O uso de anticorpos monoclonais anti-CD20 no final da gestação causa depleção de células B no RN, contraindicando vacinas de agentes vivos (BCG) por 12 meses.
O manejo de gestantes com doenças autoimunes frequentemente envolve o uso de biológicos. O Rituximab, especificamente, atravessa a barreira placentária no terceiro trimestre. A preocupação central é a imunossupressão iatrogênica do neonato. Enquanto vacinas inativadas como a da Hepatite B e Influenza podem ser administradas, as vacinas vivas (BCG, Rotavírus) representam risco. O conhecimento do tempo de meia-vida e do efeito farmacodinâmico da droga no feto é crucial para evitar eventos adversos graves pós-vacinais.

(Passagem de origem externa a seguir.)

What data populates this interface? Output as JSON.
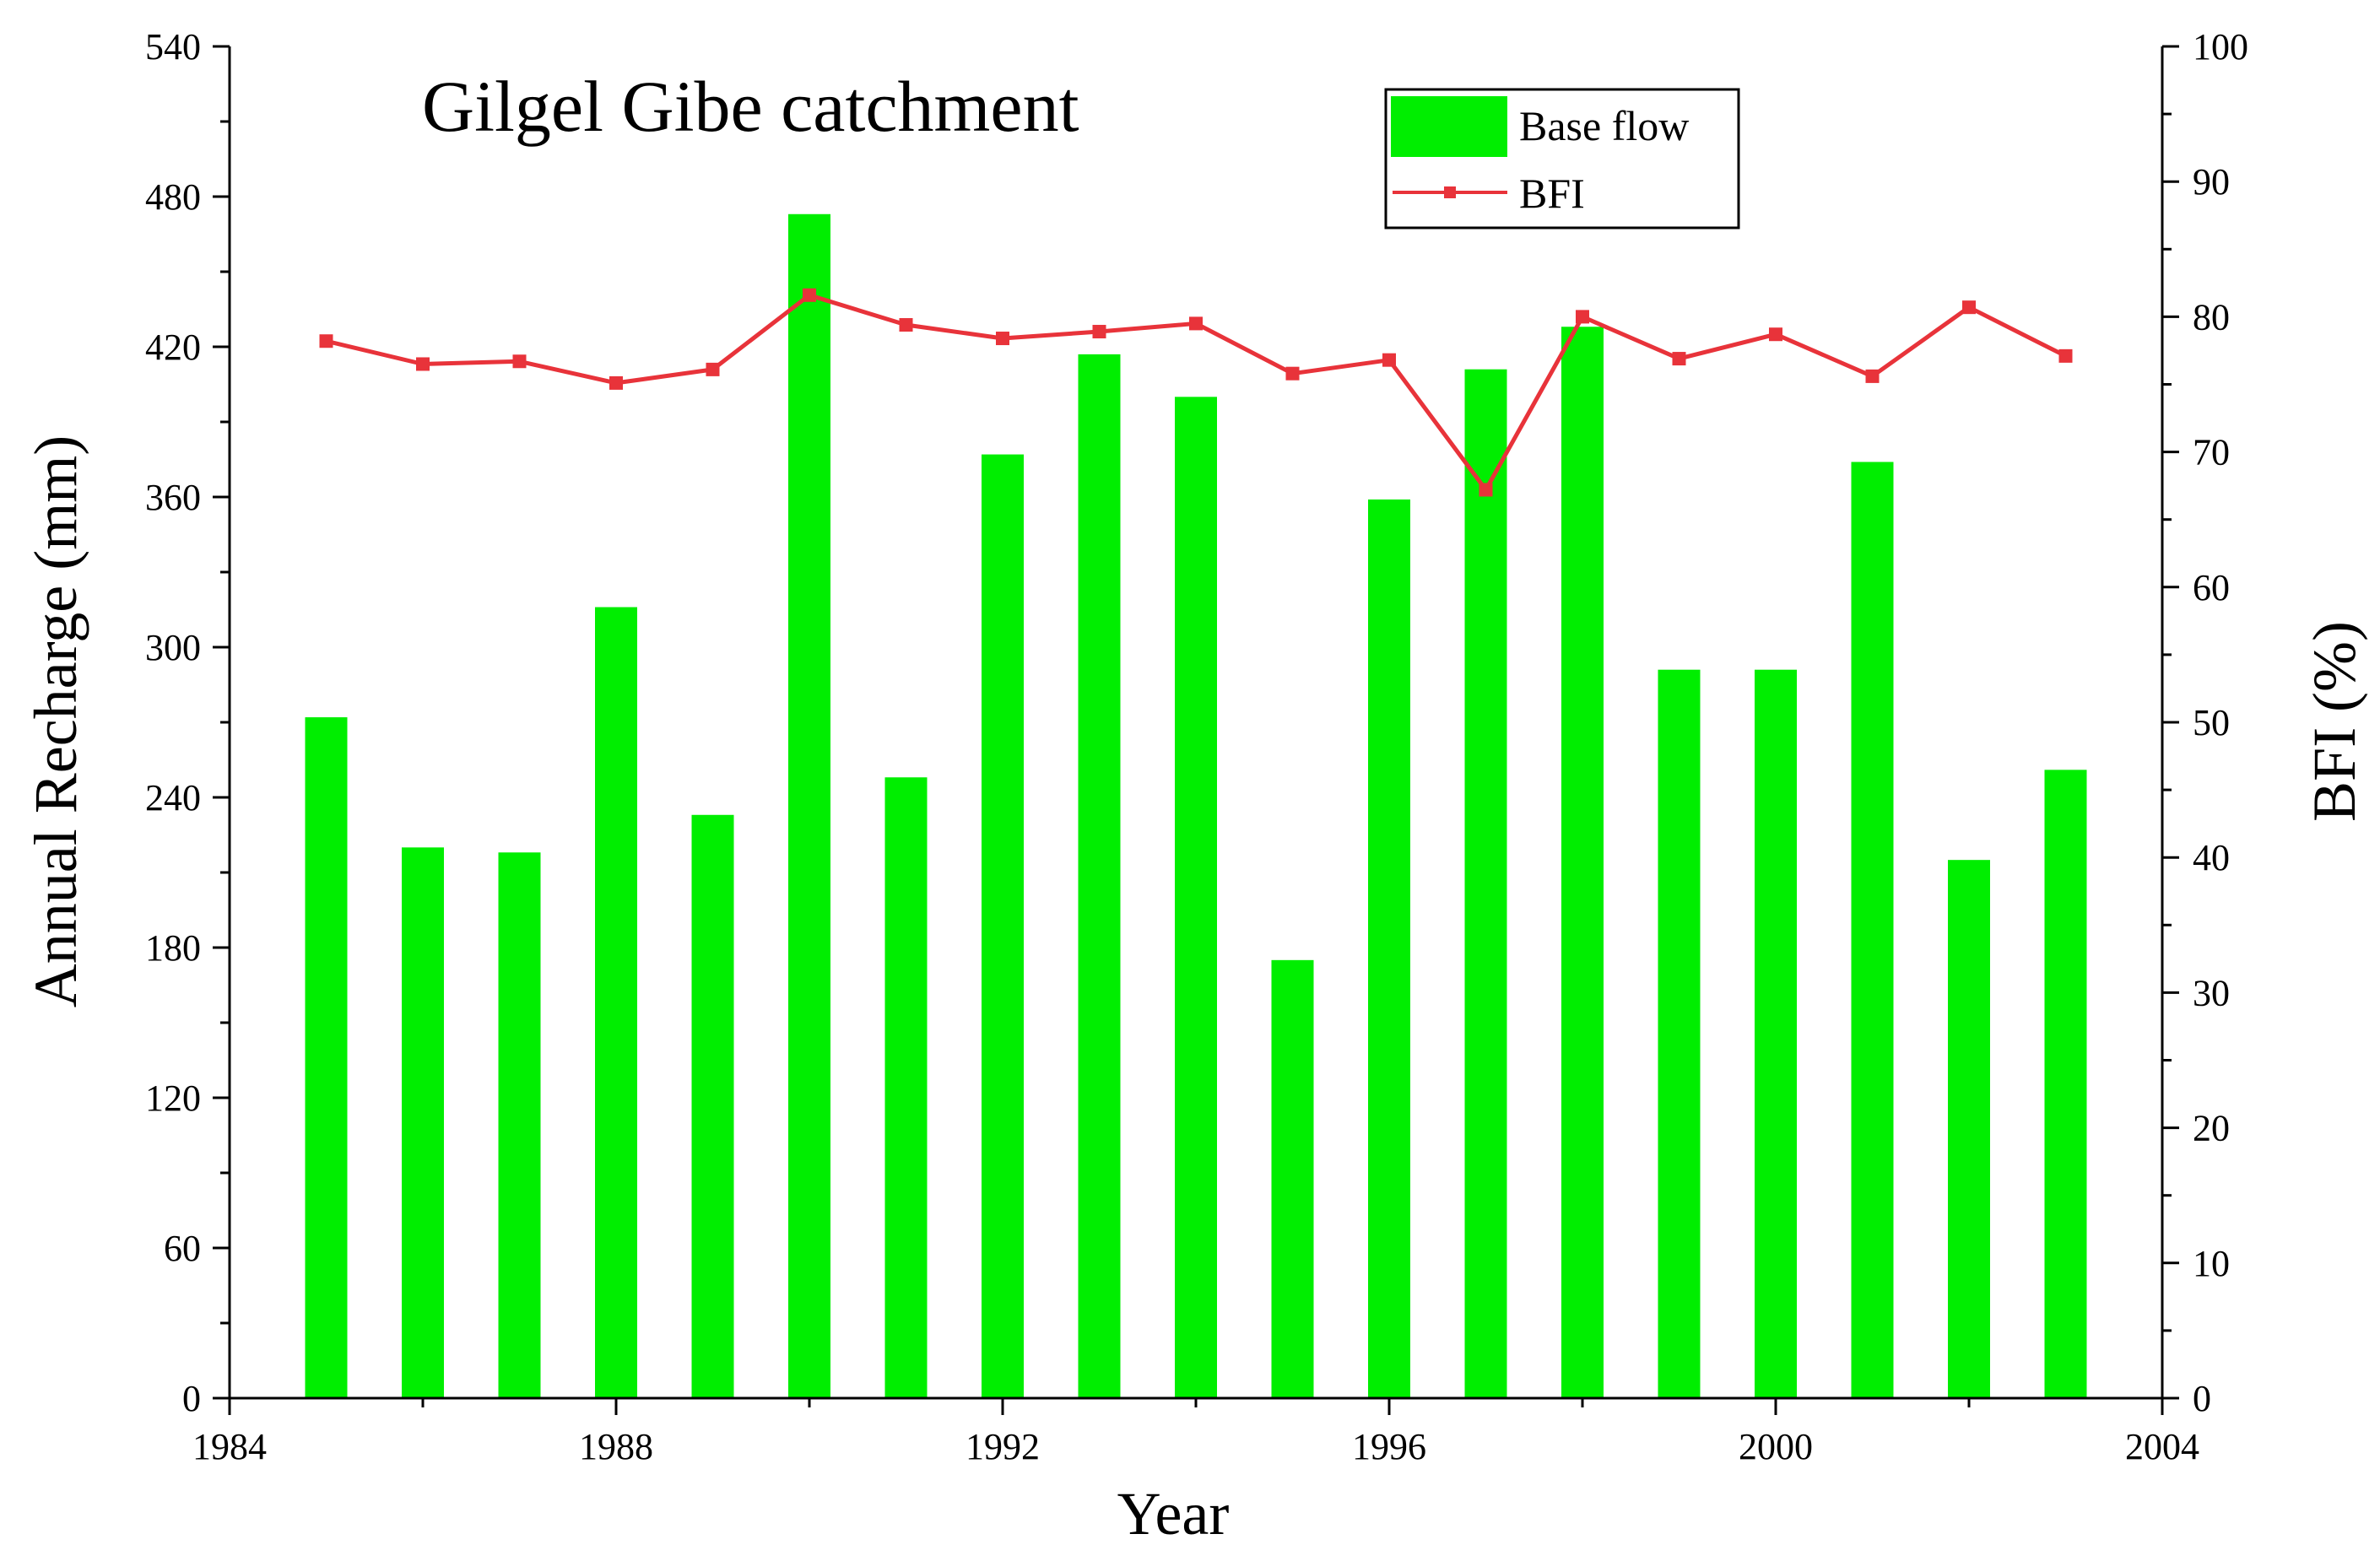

O Rituximab é um anticorpo monoclonal anti-CD20 que atravessa a placenta, causando depleção prolongada de linfócitos B no recém-nascido. Como a BCG é uma vacina de bactérias vivas atenuadas, existe um risco aumentado de disseminação da cepa vacinal e complicações graves enquanto o sistema imunológico do neonato não se recupera totalmente.
Sim. A vacina contra a Hepatite B é uma vacina inativada (recombinante). Vacinas inativadas não possuem capacidade de replicação e, portanto, não oferecem risco de infecção vacinal, sendo seguras para administração ao nascimento conforme o calendário vacinal padrão, mesmo em neonatos expostos a imunobiológicos.
De acordo com as notas técnicas do Ministério da Saúde e manuais de imunização, para recém-nascidos expostos ao Rituximab intraútero, a vacina BCG deve ser adiada por um período de 12 meses após a última dose recebida pela mãe ou até que a recuperação das células B seja confirmada laboratorialmente.